Lipopolysaccharides (LPS) are complex glycolipids that contain several components. Enterobacteriaceae, such as E. coli, have highly conserved lipid A linked to the antigenic O-polysaccharide. Hydrophobic lipid A forms the outer most component that plays a role in the biological properties attributed to endotoxic LPS. A short core oligosaccharide (core OS) is found to be attached to lipid A. Enterobacteria contain an antigenic, repeat-structure O-polysaccharide (O-PS) attached to the distal core OS to form smooth LPS. O-PS in E. coli contains ∼170 distinct antigens that interact with the host immune system. Based on the core OS structures in E. coli, they have been designated K-12 and R1 to R4.
LPS (lipopolysaccharide) from Escherichia coli 055:B5 has been used:
- to stimulate human PBMC to secrete cytokine.

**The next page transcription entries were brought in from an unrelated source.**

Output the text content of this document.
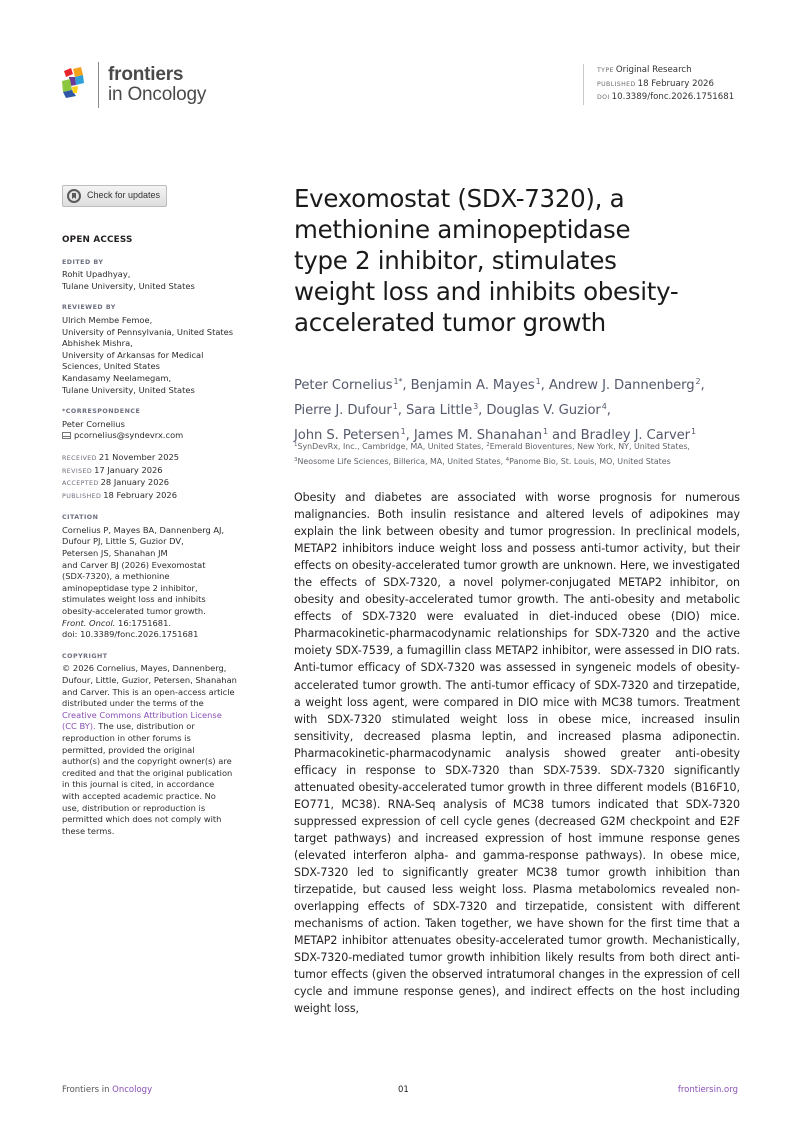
frontiers
in Oncology
TYPE Original Research
PUBLISHED 18 February 2026
DOI 10.3389/fonc.2026.1751681
Check for updates
OPEN ACCESS
EDITED BY
Rohit Upadhyay,
Tulane University, United States
REVIEWED BY
Ulrich Membe Femoe,
University of Pennsylvania, United States
Abhishek Mishra,
University of Arkansas for Medical
Sciences, United States
Kandasamy Neelamegam,
Tulane University, United States
*CORRESPONDENCE
Peter Cornelius
pcornelius@syndevrx.com
RECEIVED 21 November 2025
REVISED 17 January 2026
ACCEPTED 28 January 2026
PUBLISHED 18 February 2026
CITATION
Cornelius P, Mayes BA, Dannenberg AJ,
Dufour PJ, Little S, Guzior DV,
Petersen JS, Shanahan JM
and Carver BJ (2026) Evexomostat
(SDX-7320), a methionine
aminopeptidase type 2 inhibitor,
stimulates weight loss and inhibits
obesity-accelerated tumor growth.
Front. Oncol. 16:1751681.
doi: 10.3389/fonc.2026.1751681
COPYRIGHT
© 2026 Cornelius, Mayes, Dannenberg,
Dufour, Little, Guzior, Petersen, Shanahan
and Carver. This is an open-access article
distributed under the terms of the
Creative Commons Attribution License
(CC BY). The use, distribution or
reproduction in other forums is
permitted, provided the original
author(s) and the copyright owner(s) are
credited and that the original publication
in this journal is cited, in accordance
with accepted academic practice. No
use, distribution or reproduction is
permitted which does not comply with
these terms.
Evexomostat (SDX-7320), a
methionine aminopeptidase
type 2 inhibitor, stimulates
weight loss and inhibits obesity-
accelerated tumor growth
Peter Cornelius$^{1*}$, Benjamin A. Mayes$^1$, Andrew J. Dannenberg$^2$,
Pierre J. Dufour$^1$, Sara Little$^3$, Douglas V. Guzior$^4$,
John S. Petersen$^1$, James M. Shanahan$^1$ and Bradley J. Carver$^1$
$^1$SynDevRx, Inc., Cambridge, MA, United States, $^2$Emerald Bioventures, New York, NY, United States,
$^3$Neosome Life Sciences, Billerica, MA, United States, $^4$Panome Bio, St. Louis, MO, United States
Obesity and diabetes are associated with worse prognosis for numerous malignancies. Both insulin resistance and altered levels of adipokines may explain the link between obesity and tumor progression. In preclinical models, METAP2 inhibitors induce weight loss and possess anti-tumor activity, but their effects on obesity-accelerated tumor growth are unknown. Here, we investigated the effects of SDX-7320, a novel polymer-conjugated METAP2 inhibitor, on obesity and obesity-accelerated tumor growth. The anti-obesity and metabolic effects of SDX-7320 were evaluated in diet-induced obese (DIO) mice. Pharmacokinetic-pharmacodynamic relationships for SDX-7320 and the active moiety SDX-7539, a fumagillin class METAP2 inhibitor, were assessed in DIO rats. Anti-tumor efficacy of SDX-7320 was assessed in syngeneic models of obesity-accelerated tumor growth. The anti-tumor efficacy of SDX-7320 and tirzepatide, a weight loss agent, were compared in DIO mice with MC38 tumors. Treatment with SDX-7320 stimulated weight loss in obese mice, increased insulin sensitivity, decreased plasma leptin, and increased plasma adiponectin. Pharmacokinetic-pharmacodynamic analysis showed greater anti-obesity efficacy in response to SDX-7320 than SDX-7539. SDX-7320 significantly attenuated obesity-accelerated tumor growth in three different models (B16F10, EO771, MC38). RNA-Seq analysis of MC38 tumors indicated that SDX-7320 suppressed expression of cell cycle genes (decreased G2M checkpoint and E2F target pathways) and increased expression of host immune response genes (elevated interferon alpha- and gamma-response pathways). In obese mice, SDX-7320 led to significantly greater MC38 tumor growth inhibition than tirzepatide, but caused less weight loss. Plasma metabolomics revealed non-overlapping effects of SDX-7320 and tirzepatide, consistent with different mechanisms of action. Taken together, we have shown for the first time that a METAP2 inhibitor attenuates obesity-accelerated tumor growth. Mechanistically, SDX-7320-mediated tumor growth inhibition likely results from both direct anti-tumor effects (given the observed intratumoral changes in the expression of cell cycle and immune response genes), and indirect effects on the host including weight loss,
Frontiers in Oncology	01	frontiersin.org
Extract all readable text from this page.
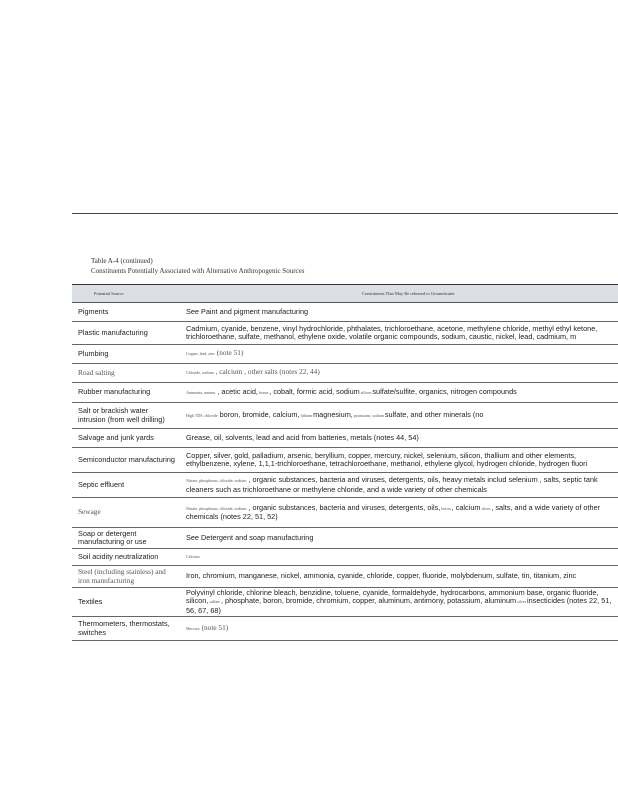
Table A-4 (continued)
Constituents Potentially Associated with Alternative Anthropogenic Sources
Potential Source	Constituents That May Be released to Groundwater
Pigments	See Paint and pigment manufacturing
Plastic manufacturing	Cadmium, cyanide, benzene, vinyl hydrochloride, phthalates, trichloroethane, acetone, methylene chloride, methyl ethyl ketone, trichloroethane, sulfate, methanol, ethylene oxide, volatile organic compounds, sodium, caustic, nickel, lead, cadmium, m
Plumbing	Copper, lead, zinc (note 51)
Road salting	Chloride, sodium , calcium , other salts (notes 22, 44)
Rubber manufacturing	Ammonia, amines , acetic acid, boron , cobalt, formic acid, sodium silicon sulfate/sulfite, organics, nitrogen compounds
Salt or brackish water intrusion (from well drilling)	High TDS, chloride boron, bromide, calcium, lithium magnesium, potassium, sodium sulfate, and other minerals (no
Salvage and junk yards	Grease, oil, solvents, lead and acid from batteries, metals (notes 44, 54)
Semiconductor manufacturing	Copper, silver, gold, palladium, arsenic, beryllium, copper, mercury, nickel, selenium, silicon, thallium and other elements, ethylbenzene, xylene, 1,1,1-trichloroethane, tetrachloroethane, methanol, ethylene glycol, hydrogen chloride, hydrogen fluori
Septic effluent	Nitrate, phosphorus, chloride, sodium , organic substances, bacteria and viruses, detergents, oils, heavy metals includ selenium , salts, septic tank cleaners such as trichloroethane or methylene chloride, and a wide variety of other chemicals
Sewage	Nitrate, phosphorus, chloride, sodium , organic substances, bacteria and viruses, detergents, oils, boron , calcium silver , salts, and a wide variety of other chemicals (notes 22, 51, 52)
Soap or detergent manufacturing or use	See Detergent and soap manufacturing
Soil acidity neutralization	Calcium
Steel (including stainless) and iron manufacturing	Iron, chromium, manganese, nickel, ammonia, cyanide, chloride, copper, fluoride, molybdenum, sulfate, tin, titanium, zinc
Textiles	Polyvinyl chloride, chlorine bleach, benzidine, toluene, cyanide, formaldehyde, hydrocarbons, ammonium base, organic fluoride, silicon, sulfate , phosphate, boron, bromide, chromium, copper, aluminum, antimony, potassium, aluminum silver insecticides (notes 22, 51, 56, 67, 68)
Thermometers, thermostats, switches	Mercury (note 51)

- to stimulate wild type embryonic fibroblasts and mutants for the induction of phosphorylation of p56
- in the measurement of tumor necrosis factor-α levels and nuclear factor-κB p65 activities after stimulation
- in the stimulation of hamster lymphocytes in vitro
- to induce activated dendritic morphology in murine macrophage cell line in a study
Lipopolysaccharides (LPSs) are characteristic components of the cell wall of Gram-negative bacteria. LPS and its lipid A moiety stimulate cells of the innate immune system by the Toll-like receptor 4 (TLR4), a member of the Toll-like receptor protein family, which recognizes common pathogen-associated molecular-patterns (PAMPs).

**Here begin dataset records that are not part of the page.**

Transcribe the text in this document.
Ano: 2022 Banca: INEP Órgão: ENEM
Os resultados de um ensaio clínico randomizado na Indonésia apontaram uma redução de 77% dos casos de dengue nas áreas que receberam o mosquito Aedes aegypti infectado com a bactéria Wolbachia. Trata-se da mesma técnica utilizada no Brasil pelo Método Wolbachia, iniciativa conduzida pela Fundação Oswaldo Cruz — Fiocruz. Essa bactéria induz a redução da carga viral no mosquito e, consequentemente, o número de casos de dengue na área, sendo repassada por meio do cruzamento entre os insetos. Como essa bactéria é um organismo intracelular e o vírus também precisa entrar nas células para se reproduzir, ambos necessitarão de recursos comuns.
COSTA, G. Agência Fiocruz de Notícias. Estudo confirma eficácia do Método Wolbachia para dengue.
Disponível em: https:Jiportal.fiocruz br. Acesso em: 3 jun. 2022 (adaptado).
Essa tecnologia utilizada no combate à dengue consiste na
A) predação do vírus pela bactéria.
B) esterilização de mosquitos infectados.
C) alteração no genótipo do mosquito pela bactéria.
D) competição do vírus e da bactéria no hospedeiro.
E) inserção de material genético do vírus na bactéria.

LPS (lipopolysaccharide) is a major constituent of the outer membrane of most gram negative bacteria. It is a highly immunogenic antigen with the ability to enhance immune responses to soluble antigens. The LPS confers antigenic and endotoxic characters to the bacteria. They are also important in resistance to infection by phages.

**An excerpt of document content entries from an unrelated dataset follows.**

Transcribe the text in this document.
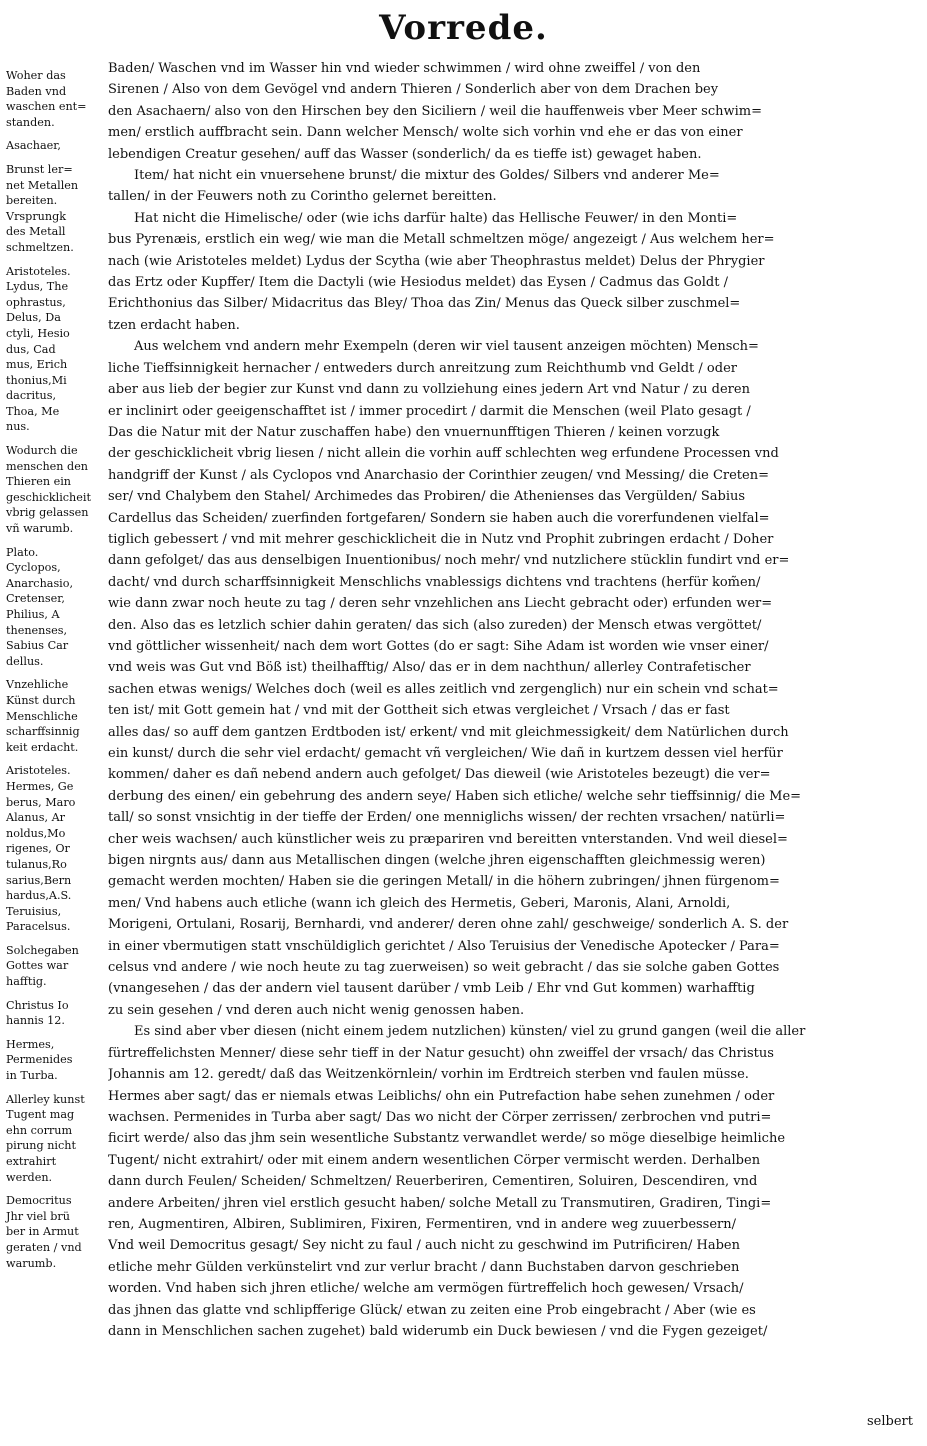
Vorrede.
Woher das
Baden vnd
waschen ent=
standen.
Asachaer,
Brunst ler=
net Metallen
bereiten.
Vrsprungk
des Metall
schmeltzen.
Aristoteles.
Lydus, The
ophrastus,
Delus, Da
ctyli, Hesio
dus, Cad
mus, Erich
thonius,Mi
dacritus,
Thoa, Me
nus.
Wodurch die
menschen den
Thieren ein
geschicklicheit
vbrig gelassen
vñ warumb.
Plato.
Cyclopos,
Anarchasio,
Cretenser,
Philius, A
thenenses,
Sabius Car
dellus.
Vnzehliche
Künst durch
Menschliche
scharffsinnig
keit erdacht.
Aristoteles.
Hermes, Ge
berus, Maro
Alanus, Ar
noldus,Mo
rigenes, Or
tulanus,Ro
sarius,Bern
hardus,A.S.
Teruisius,
Paracelsus.
Solchegaben
Gottes war
hafftig.
Christus Io
hannis 12.
Hermes,
Permenides
in Turba.
Allerley kunst
Tugent mag
ehn corrum
pirung nicht
extrahirt
werden.
Democritus
Jhr viel brü
ber in Armut
geraten / vnd
warumb.
Baden/ Waschen vnd im Wasser hin vnd wieder schwimmen / wird ohne zweiffel / von den
Sirenen / Also von dem Gevögel vnd andern Thieren / Sonderlich aber von dem Drachen bey
den Asachaern/ also von den Hirschen bey den Siciliern / weil die hauffenweis vber Meer schwim=
men/ erstlich auffbracht sein. Dann welcher Mensch/ wolte sich vorhin vnd ehe er das von einer
lebendigen Creatur gesehen/ auff das Wasser (sonderlich/ da es tieffe ist) gewaget haben.
Item/ hat nicht ein vnuersehene brunst/ die mixtur des Goldes/ Silbers vnd anderer Me=
tallen/ in der Feuwers noth zu Corintho gelernet bereitten.
Hat nicht die Himelische/ oder (wie ichs darfür halte) das Hellische Feuwer/ in den Monti=
bus Pyrenæis, erstlich ein weg/ wie man die Metall schmeltzen möge/ angezeigt / Aus welchem her=
nach (wie Aristoteles meldet) Lydus der Scytha (wie aber Theophrastus meldet) Delus der Phrygier
das Ertz oder Kupffer/ Item die Dactyli (wie Hesiodus meldet) das Eysen / Cadmus das Goldt /
Erichthonius das Silber/ Midacritus das Bley/ Thoa das Zin/ Menus das Queck silber zuschmel=
tzen erdacht haben.
Aus welchem vnd andern mehr Exempeln (deren wir viel tausent anzeigen möchten) Mensch=
liche Tieffsinnigkeit hernacher / entweders durch anreitzung zum Reichthumb vnd Geldt / oder
aber aus lieb der begier zur Kunst vnd dann zu vollziehung eines jedern Art vnd Natur / zu deren
er inclinirt oder geeigenschafftet ist / immer procedirt / darmit die Menschen (weil Plato gesagt /
Das die Natur mit der Natur zuschaffen habe) den vnuernunfftigen Thieren / keinen vorzugk
der geschicklicheit vbrig liesen / nicht allein die vorhin auff schlechten weg erfundene Processen vnd
handgriff der Kunst / als Cyclopos vnd Anarchasio der Corinthier zeugen/ vnd Messing/ die Creten=
ser/ vnd Chalybem den Stahel/ Archimedes das Probiren/ die Athenienses das Vergülden/ Sabius
Cardellus das Scheiden/ zuerfinden fortgefaren/ Sondern sie haben auch die vorerfundenen vielfal=
tiglich gebessert / vnd mit mehrer geschicklicheit die in Nutz vnd Prophit zubringen erdacht / Doher
dann gefolget/ das aus denselbigen Inuentionibus/ noch mehr/ vnd nutzlichere stücklin fundirt vnd er=
dacht/ vnd durch scharffsinnigkeit Menschlichs vnablessigs dichtens vnd trachtens (herfür kom̃en/
wie dann zwar noch heute zu tag / deren sehr vnzehlichen ans Liecht gebracht oder) erfunden wer=
den. Also das es letzlich schier dahin geraten/ das sich (also zureden) der Mensch etwas vergöttet/
vnd göttlicher wissenheit/ nach dem wort Gottes (do er sagt: Sihe Adam ist worden wie vnser einer/
vnd weis was Gut vnd Böß ist) theilhafftig/ Also/ das er in dem nachthun/ allerley Contrafetischer
sachen etwas wenigs/ Welches doch (weil es alles zeitlich vnd zergenglich) nur ein schein vnd schat=
ten ist/ mit Gott gemein hat / vnd mit der Gottheit sich etwas vergleichet / Vrsach / das er fast
alles das/ so auff dem gantzen Erdtboden ist/ erkent/ vnd mit gleichmessigkeit/ dem Natürlichen durch
ein kunst/ durch die sehr viel erdacht/ gemacht vñ vergleichen/ Wie dañ in kurtzem dessen viel herfür
kommen/ daher es dañ nebend andern auch gefolget/ Das dieweil (wie Aristoteles bezeugt) die ver=
derbung des einen/ ein gebehrung des andern seye/ Haben sich etliche/ welche sehr tieffsinnig/ die Me=
tall/ so sonst vnsichtig in der tieffe der Erden/ one menniglichs wissen/ der rechten vrsachen/ natürli=
cher weis wachsen/ auch künstlicher weis zu præpariren vnd bereitten vnterstanden. Vnd weil diesel=
bigen nirgnts aus/ dann aus Metallischen dingen (welche jhren eigenschafften gleichmessig weren)
gemacht werden mochten/ Haben sie die geringen Metall/ in die höhern zubringen/ jhnen fürgenom=
men/ Vnd habens auch etliche (wann ich gleich des Hermetis, Geberi, Maronis, Alani, Arnoldi,
Morigeni, Ortulani, Rosarij, Bernhardi, vnd anderer/ deren ohne zahl/ geschweige/ sonderlich A. S. der
in einer vbermutigen statt vnschüldiglich gerichtet / Also Teruisius der Venedische Apotecker / Para=
celsus vnd andere / wie noch heute zu tag zuerweisen) so weit gebracht / das sie solche gaben Gottes
(vnangesehen / das der andern viel tausent darüber / vmb Leib / Ehr vnd Gut kommen) warhafftig
zu sein gesehen / vnd deren auch nicht wenig genossen haben.
Es sind aber vber diesen (nicht einem jedem nutzlichen) künsten/ viel zu grund gangen (weil die aller
fürtreffelichsten Menner/ diese sehr tieff in der Natur gesucht) ohn zweiffel der vrsach/ das Christus
Johannis am 12. geredt/ daß das Weitzenkörnlein/ vorhin im Erdtreich sterben vnd faulen müsse.
Hermes aber sagt/ das er niemals etwas Leiblichs/ ohn ein Putrefaction habe sehen zunehmen / oder
wachsen. Permenides in Turba aber sagt/ Das wo nicht der Cörper zerrissen/ zerbrochen vnd putri=
ficirt werde/ also das jhm sein wesentliche Substantz verwandlet werde/ so möge dieselbige heimliche
Tugent/ nicht extrahirt/ oder mit einem andern wesentlichen Cörper vermischt werden. Derhalben
dann durch Feulen/ Scheiden/ Schmeltzen/ Reuerberiren, Cementiren, Soluiren, Descendiren, vnd
andere Arbeiten/ jhren viel erstlich gesucht haben/ solche Metall zu Transmutiren, Gradiren, Tingi=
ren, Augmentiren, Albiren, Sublimiren, Fixiren, Fermentiren, vnd in andere weg zuuerbessern/
Vnd weil Democritus gesagt/ Sey nicht zu faul / auch nicht zu geschwind im Putrificiren/ Haben
etliche mehr Gülden verkünstelirt vnd zur verlur bracht / dann Buchstaben darvon geschrieben
worden. Vnd haben sich jhren etliche/ welche am vermögen fürtreffelich hoch gewesen/ Vrsach/
das jhnen das glatte vnd schlipfferige Glück/ etwan zu zeiten eine Prob eingebracht / Aber (wie es
dann in Menschlichen sachen zugehet) bald widerumb ein Duck bewiesen / vnd die Fygen gezeiget/
selbert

Lipopolysaccharides are supplied as lyophilized, γ-irradiated powders. To reconstitute, add 1 ml sterile balanced salt solution or tissue culture medium to the vial (1 mg) and gently swirl until the powder dissolves. Reconstituted product may be further diluted to desired working concentrations using sterile balanced salt solution or tissue culture medium.